Onları kimin gördüğünü, ne zaman, nasıl gördüğünü, nerede saklandığını hiç
kimse, gördüğünü söyleyenler bile görmemiştir. Işık yanınca yılanın yılan
olmadığı, pencere çerçevesi olduğu nasıl bir hakikat ise bulunanı hiç kimsenin
görmediği de o kadar ve o derece hakikattir. Oysa asıl bulunması gerekenin ve
bulunduğunda bizi kolektif halüsinasyondan kurtaracak olanın çalışma disiplini,
ahlak, hak hukuk gaspının engellenmesi, liyakat, dürüstlük, emek ve emeğe
hakkını vermek olduğu hiç birimizin aklından geçmez. Benim bu güzel memleketimde
keşke her gün gazeteler yeni keşfedilen petrol yatakları, altın rezervleri
yerine keşfedilen dâhilerin, harama el uzatmayan dürüstlerin, hak ettiğini hak
ettiği kadar ve hak ettiği nispette alan, geriye kalanı elinin tersiyle iten
emekçilerin haberlerini yapsa.
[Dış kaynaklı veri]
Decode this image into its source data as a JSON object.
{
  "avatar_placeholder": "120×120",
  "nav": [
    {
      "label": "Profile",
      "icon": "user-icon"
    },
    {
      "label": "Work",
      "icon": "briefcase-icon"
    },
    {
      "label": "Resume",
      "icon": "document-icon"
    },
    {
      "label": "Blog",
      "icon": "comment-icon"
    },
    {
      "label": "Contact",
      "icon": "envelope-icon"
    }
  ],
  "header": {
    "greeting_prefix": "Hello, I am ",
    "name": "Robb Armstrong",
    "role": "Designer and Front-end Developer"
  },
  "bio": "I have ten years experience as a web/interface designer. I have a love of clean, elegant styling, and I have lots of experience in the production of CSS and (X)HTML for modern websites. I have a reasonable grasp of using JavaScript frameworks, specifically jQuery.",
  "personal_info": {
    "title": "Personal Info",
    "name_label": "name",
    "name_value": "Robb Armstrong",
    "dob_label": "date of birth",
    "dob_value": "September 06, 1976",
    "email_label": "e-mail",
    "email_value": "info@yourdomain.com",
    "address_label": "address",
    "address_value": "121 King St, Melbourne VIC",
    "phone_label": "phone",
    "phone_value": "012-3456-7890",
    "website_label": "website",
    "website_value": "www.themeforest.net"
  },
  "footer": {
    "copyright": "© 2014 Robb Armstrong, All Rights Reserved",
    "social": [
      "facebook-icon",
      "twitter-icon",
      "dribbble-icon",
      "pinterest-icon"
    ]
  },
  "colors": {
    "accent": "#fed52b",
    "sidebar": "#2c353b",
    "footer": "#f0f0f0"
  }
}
Yazık ki
endemik bitkilerin haber yapılmasında olduğu gibi, bir gün sabah haberlerinde
“evet sayın seyirciler bugün şehrin arka mahallelerinden birinde tesadüf eseri
dürüst bir insana rastlandı” tarzı bir gidişata doğru ilerliyor. İyiliği
endemik, kötülüğü alemşümul hale getiren bir kolektif halüsinasyon elbette bir
milletin yaşayabileceği en büyük kadersizliktir. Tevekkeli değil, hayatın
kendisi halüsinasyon olunca gerçeğin haber olmaktan başka seçeneği var mıdır?